Cobot’larla Robotik Otomasyona Kolay Geçişe Hazır mısınız?
Küçük işletmelere otomasyona kolayca başlama imkânı sunan Cobot’lar, farklı alanlarda yüzlerce şekilde kullanılabiliyor. Üretim ve lojistik dünyasında KOBİ’ler için çok fazla değer yaratarak rekabet gücü, esneklik, kalite, sürdürülebilir üretim ve maliyet kontrolü imkânı sunan Cobot teknolojisini ve elbette Cobot’lar hakkında yanlış bilinenleri Universal Robots Türkiye ve MEA Ülke Müdürü Kandan Özgür Gök ile konuştuk. Kendisine değerli vakitlerini ayırdığı için teşekkürlerimizi sunuyorum.
Otomasyon hangi sektörleri dönüştürüyor?
Otomasyon sadece endüstriyel fabrikalarla sınırlı bir dönüşüm değil. Tam da bu noktada cobot’ların otomasyona geçiş için en kolay, en uygun maliyetli ve sürdürülebilir ileri robot teknolojisi olduğunu belirtmek isterim. Ayrıca konvansiyonel robot teknolojisini kullanan firmalara da farklı bakış açıları ve yenilikçi çözümler sunarak daha yalın, esnek ve verimli şekilde robot otomasyonunu üretim tesislerine entegre edebilmelerine olanak sağlıyoruz. Cobot teknolojisi, otomotivden metal ve talaşlı imalata, havacılık ve savunmadan plastik ve polimere, medikalden elektrik ve teknolojiye, gıda ve tarımdan ilaç ve kimya sanayiye kadar neredeyse her sektörde yer almaktadır.
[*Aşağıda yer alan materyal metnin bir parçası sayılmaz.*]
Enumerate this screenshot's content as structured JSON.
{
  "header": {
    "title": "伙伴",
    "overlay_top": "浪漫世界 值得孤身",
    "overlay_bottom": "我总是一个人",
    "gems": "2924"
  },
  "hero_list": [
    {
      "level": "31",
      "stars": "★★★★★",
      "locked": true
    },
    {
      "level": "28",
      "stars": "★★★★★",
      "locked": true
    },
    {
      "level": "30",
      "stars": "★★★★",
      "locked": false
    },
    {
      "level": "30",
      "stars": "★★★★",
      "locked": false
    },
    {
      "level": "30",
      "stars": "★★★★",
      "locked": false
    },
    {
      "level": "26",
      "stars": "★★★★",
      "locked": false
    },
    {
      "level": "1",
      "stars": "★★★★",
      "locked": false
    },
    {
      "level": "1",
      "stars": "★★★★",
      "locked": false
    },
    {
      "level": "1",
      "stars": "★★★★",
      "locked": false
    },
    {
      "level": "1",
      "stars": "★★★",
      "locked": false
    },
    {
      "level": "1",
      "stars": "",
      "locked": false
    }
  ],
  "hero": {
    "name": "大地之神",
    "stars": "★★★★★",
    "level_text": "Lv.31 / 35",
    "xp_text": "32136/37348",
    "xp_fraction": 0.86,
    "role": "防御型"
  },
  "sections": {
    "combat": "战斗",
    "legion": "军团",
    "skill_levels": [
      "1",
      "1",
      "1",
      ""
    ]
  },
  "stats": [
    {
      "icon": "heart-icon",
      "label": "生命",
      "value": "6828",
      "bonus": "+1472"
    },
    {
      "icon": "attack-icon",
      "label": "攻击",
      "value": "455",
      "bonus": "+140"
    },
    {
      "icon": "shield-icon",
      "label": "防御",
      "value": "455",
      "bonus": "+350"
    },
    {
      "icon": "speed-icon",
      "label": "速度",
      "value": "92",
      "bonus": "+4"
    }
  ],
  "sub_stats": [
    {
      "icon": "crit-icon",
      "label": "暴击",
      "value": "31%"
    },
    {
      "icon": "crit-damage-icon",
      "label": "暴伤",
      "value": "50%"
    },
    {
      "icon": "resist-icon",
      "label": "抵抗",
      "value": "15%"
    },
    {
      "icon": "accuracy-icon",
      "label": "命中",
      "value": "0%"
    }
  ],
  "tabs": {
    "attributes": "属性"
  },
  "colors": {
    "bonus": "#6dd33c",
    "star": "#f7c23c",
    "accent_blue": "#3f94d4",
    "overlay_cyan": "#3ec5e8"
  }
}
Çağın gerisinde kalmamak için KOBİ’lerimizle, eğitim sistemimizle temelden bu sürece entegre olabilmeliyiz. İnsanlarla yan yana çalışabilen işbirlikçi cobot’lar hızlı kurulumu, kolay programlaması, esnek ve güvenli kullanımıyla dijital dönüşüm yolunda bize katkı sağlayabilecek insana en yakın ve en ileri robot teknolojisi. Cobot’lar sadece üretimde yer almakla kalmıyor; gelecekte hizmet, eğitim, eğlence gibi farklı alanlarda karşımıza daha çok çıkması ve günlük hayatımızın bir parçası haline gelmesi öngörülüyor. Bir başka deyişle, kolaboratif robot kullanabilen doktorlar, sağlık mühendisleri, robotik tarım operatörleri gibi yeni multidisipliner meslekler daha fazla ön plana çıkmaya başlayacak. Bu yeni gelişmeler, insana özgü iş yapma şekillerini daha nitelikli kılacak. Çevreye, eğitim dünyasına, işletmelere ve çalışanlara yani bütün insanlığa değer katarak, iş birlikleri oluşturma kültürü yaratarak çalışmalarımıza devam edeceğiz.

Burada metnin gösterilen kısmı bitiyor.